Electrical switching devices are well known in the field of medium and high voltage switching applications. They are e.g. used for interrupting a nominal current as well as currents originating from an electrical fault. For the purposes of this disclosure the term medium voltage refers to voltages from 1 kV to 72.5 kV and the term high voltage refers to voltages higher than 72.5 kV. The electrical switching devices, like said circuit breakers, may have to be able to carry high nominal currents of 3150 A to 6300 A and to switch very high short circuit currents of 31.5 kA to 80 kA at very high voltages of 72.5 kV to 1200 kV.
During interruption of a nominal or short circuit current within the electrical switching devices, the current commutates from the nominal contacts of the electrical switching device to its arcing contacts. They normally comprise as one arcing contact arcing contact fingers arranged around the longitudinal axis of the electrical switching device in a so-called arcing finger cage or tulip, and as a mating arcing contact a rod which is driven into the finger cage. However, there are also arrangements with two rods as arcing contacts, which are driven towards one another and are connected via their front faces during a closing operation.

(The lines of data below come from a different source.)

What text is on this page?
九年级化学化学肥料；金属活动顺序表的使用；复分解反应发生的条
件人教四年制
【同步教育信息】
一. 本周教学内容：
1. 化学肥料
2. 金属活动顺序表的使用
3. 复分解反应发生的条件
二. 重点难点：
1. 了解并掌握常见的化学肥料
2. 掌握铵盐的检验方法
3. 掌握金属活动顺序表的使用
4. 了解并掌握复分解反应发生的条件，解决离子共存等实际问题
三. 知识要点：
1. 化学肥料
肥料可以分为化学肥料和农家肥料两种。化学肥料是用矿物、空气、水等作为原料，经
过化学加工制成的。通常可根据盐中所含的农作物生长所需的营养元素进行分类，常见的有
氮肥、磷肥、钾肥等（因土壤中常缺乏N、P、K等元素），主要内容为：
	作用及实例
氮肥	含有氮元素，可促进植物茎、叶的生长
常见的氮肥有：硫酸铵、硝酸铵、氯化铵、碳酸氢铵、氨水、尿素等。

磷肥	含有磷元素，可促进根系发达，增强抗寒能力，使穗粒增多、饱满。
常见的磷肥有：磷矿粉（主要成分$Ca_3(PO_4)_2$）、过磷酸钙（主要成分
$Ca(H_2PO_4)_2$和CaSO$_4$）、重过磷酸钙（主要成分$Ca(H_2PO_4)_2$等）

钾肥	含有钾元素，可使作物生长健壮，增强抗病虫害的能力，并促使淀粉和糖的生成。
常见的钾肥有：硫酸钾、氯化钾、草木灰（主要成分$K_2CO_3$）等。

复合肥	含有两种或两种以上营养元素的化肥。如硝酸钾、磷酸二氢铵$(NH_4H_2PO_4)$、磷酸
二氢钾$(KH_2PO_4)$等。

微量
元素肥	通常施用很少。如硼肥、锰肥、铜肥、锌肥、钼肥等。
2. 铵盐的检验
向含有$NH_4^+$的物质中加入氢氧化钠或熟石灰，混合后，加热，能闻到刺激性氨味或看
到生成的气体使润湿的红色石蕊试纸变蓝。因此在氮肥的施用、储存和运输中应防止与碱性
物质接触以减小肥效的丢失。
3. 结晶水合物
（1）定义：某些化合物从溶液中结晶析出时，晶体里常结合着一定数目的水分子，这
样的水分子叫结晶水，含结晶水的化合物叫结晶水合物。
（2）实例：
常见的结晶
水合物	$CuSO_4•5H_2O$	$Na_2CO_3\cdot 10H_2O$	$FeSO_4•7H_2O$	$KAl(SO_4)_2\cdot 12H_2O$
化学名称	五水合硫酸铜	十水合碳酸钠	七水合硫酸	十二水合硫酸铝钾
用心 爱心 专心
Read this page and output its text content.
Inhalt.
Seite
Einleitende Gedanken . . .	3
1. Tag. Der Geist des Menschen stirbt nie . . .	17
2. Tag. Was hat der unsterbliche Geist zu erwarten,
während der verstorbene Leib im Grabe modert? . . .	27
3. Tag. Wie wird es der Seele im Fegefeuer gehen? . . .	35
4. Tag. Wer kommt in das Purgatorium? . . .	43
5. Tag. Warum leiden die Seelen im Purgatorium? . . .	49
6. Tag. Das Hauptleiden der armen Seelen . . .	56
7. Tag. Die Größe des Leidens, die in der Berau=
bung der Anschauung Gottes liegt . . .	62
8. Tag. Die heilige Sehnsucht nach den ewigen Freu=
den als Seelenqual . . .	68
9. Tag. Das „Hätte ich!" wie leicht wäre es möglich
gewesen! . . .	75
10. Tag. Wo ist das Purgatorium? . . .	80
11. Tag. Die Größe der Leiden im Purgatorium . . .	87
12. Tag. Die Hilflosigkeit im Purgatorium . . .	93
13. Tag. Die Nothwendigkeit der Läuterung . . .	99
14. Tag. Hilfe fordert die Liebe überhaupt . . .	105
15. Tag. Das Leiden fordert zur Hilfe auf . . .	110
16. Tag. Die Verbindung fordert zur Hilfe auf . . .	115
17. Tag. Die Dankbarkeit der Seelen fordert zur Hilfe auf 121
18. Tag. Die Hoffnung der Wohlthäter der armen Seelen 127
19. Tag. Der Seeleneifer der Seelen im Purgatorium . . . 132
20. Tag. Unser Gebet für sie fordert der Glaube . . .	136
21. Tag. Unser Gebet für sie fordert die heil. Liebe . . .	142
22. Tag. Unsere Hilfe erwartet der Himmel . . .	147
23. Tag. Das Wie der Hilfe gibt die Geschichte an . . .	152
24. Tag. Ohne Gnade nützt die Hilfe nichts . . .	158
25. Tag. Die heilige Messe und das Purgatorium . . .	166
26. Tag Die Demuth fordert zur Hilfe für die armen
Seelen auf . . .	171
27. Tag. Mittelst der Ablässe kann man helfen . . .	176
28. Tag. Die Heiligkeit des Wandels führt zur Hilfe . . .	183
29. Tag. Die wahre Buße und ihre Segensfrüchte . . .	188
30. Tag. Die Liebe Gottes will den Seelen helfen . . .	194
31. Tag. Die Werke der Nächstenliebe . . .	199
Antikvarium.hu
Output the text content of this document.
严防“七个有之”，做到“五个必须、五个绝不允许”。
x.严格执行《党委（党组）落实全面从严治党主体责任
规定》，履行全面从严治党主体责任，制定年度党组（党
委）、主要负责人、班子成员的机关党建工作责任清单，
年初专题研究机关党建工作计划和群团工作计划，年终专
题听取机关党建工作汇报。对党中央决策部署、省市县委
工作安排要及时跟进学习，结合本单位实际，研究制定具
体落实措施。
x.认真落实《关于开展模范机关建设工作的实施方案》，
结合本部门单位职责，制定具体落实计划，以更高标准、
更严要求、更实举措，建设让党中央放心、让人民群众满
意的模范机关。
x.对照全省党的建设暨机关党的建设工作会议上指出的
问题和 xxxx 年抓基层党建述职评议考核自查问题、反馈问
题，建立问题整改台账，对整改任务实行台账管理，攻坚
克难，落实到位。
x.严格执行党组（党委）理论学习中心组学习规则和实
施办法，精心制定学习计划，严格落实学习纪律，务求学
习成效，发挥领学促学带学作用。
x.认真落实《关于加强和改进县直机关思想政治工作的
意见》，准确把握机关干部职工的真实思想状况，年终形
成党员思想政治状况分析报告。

During the opening or closing process of the electrical switching device an electric arc forms between the two arcing contacts. In order to interrupt the current, the electrical switching devices contain a dielectric fluid used as an insulating medium (e.g. SF6 gas) and for quenching the electric arc. Consequently, a part of the fluid located in the region where the electric arc is generated, called arcing volume, is considerably heated up (to around 20,000-30,000° C.) in a very short period of time. This part of the fluid builds up a pressure and is ejected from the arcing volume into so-called exhaust volumes. Particles are generated during operations of the circuit breaker (due to mechanical friction, erosion and ablation). These particles reduce the dielectric withstand capability if they approach highly dielectrically stressed locations.
US 2007/0068904 A1 discloses a high-voltage circuit breaker having an exhaust system with baffle walls arranged therein in an alternating manner to enforce a meandering path of the exhaust gases.
EP 2 120 244 A1 discloses a high-voltage circuit breaker having an exhaust system with a serial arrangement of pairs of baffle plates. Each pair of baffle plates provides a radial gap such that exhaust gas moving in longitudinal axial direction through the exhaust system is locally forced in the gap to follow a radial flow direction. Between subsequent pairs of baffle plates intermediate volumes are formed. Due to the radial flow directions in subsequent gaps, the exhaust gas follows a macro-swirling flow path in each intermediate volume, which results in improved cooling of the exhaust gases.
US 2014/0209568 A1 discloses a circuit breaker having an exhaust system with baffle plates arranged therein. The baffle plates have openings for transmitting exhaust gases. The openings of subsequent baffle plates are aligned in straight lines of sight with one another.
DE 10 2013 209 663 A1 discloses a circuit breaker having an exhaust system with an intermediate volume that provides a meandering path for the exhaust gases.
The prior art baffle wall arrangements improve cooling of the exhaust gases by creating turbulent flow conditions. The turbulent flow conditions cause particles entrained with the exhaust gases to be transported through the baffle wall arrangements.